The establishment of the Soviet state was
bound to offer a major conceptual challenge
to the Marxist theory of the state; for here
was a society in which the means of
production had come under public
ownership, and whose regime proclaimed its
allegiance to Marxism. This raised the
question of the nature of the state which had
been brought into being. Any discussion of
that question was, however, overshadowed
by the experience of Stalinism and, as was to
be expected, Stalinist thought on the state
insisted on its paramount and enduring
importance: far from 'withering away', the
state must be reinforced as the prime motor
in the construction of socialism, and also in
order to deal with its many enemies at home
and abroad. The 'revolution from above' of
which Stalin spoke was made, he also said,
'on the initiative of the state*.
This state, Stalin also claimed, was a 'state of
a new type', which represented the interests
of the workers, the peasants and the
intelligentsia - in other words, of the whole
Soviet population.
It was, in this sense, no longer a class state,
seeking to maintain the power and privileges
of a ruling class to the detriment of the vast
majority; it was rather, in a phrase which
came to be used under Khrushchev, a 'state
of the whole people'.
This claim has been strongly contested by
Marxist critics of the Soviet regime. Their
own view of the Soviet state (and of the state
in all
Soviet-type regimes) has been greatly
influenced by their judgement of the nature
of Soviet-type societies. Those critics wno
viewed them as class societies also took the
state in them to be the instrument of a 'new
class', and, as such, not significantly
different, in conceptual terms, from the state
in other class societies. Those critics, on the
other hand, who viewed Soviet type societies
as 'transitional* between capitalism and
socialism, and who rejected the notion of a
'new class', spoke of the state in these
societies as a 'deformed workers' state',
under the control of a 'bureaucracy' avid for
power and privilege, and which a workers'
revolution would eventually dislodge (see

CLASS; TROTSKY). This debate still proceeds;


but there is at any rate no disagreement
among its protagonists as to the immense
power wielded by the state in these
societies. Nor is this affected by the fact that
the state itself is controlled by the party
leaders (see CRISIS IN SOCIALIST SOCIETY).
Marxists concerned with the state in
capitalist societies are also confronted by
many different questions and problems: what
is the precise nature and role of the state in
advanced capitalist societies today? How
does its class character manifest itself? How

far can it be transformed into the instrument


of the subordinate classes?

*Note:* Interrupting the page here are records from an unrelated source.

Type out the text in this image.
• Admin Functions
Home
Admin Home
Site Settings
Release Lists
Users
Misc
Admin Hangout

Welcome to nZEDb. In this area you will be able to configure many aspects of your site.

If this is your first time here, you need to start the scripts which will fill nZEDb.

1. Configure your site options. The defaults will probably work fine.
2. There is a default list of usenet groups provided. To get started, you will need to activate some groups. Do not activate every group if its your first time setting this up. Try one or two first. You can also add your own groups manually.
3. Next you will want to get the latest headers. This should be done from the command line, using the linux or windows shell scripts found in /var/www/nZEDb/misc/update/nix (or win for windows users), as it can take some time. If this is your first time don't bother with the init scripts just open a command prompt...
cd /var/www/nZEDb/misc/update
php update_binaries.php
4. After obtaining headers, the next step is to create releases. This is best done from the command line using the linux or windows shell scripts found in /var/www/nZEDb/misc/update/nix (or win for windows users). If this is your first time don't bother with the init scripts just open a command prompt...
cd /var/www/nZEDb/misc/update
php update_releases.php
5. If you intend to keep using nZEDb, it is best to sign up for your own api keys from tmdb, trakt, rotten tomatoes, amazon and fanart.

How can it be
prevented, in a future socialist society, from
appropriating an undue measure of power;
or, as Marx put it in the Critique of the Gotha
Programme, how can the state in such a
society be converted 'from an organ
superimposed upon society into one
completely subordinated to it?* These and
many other unresolved questions about the
state are certain to give it a major place in
Marxist discussion for many years to come.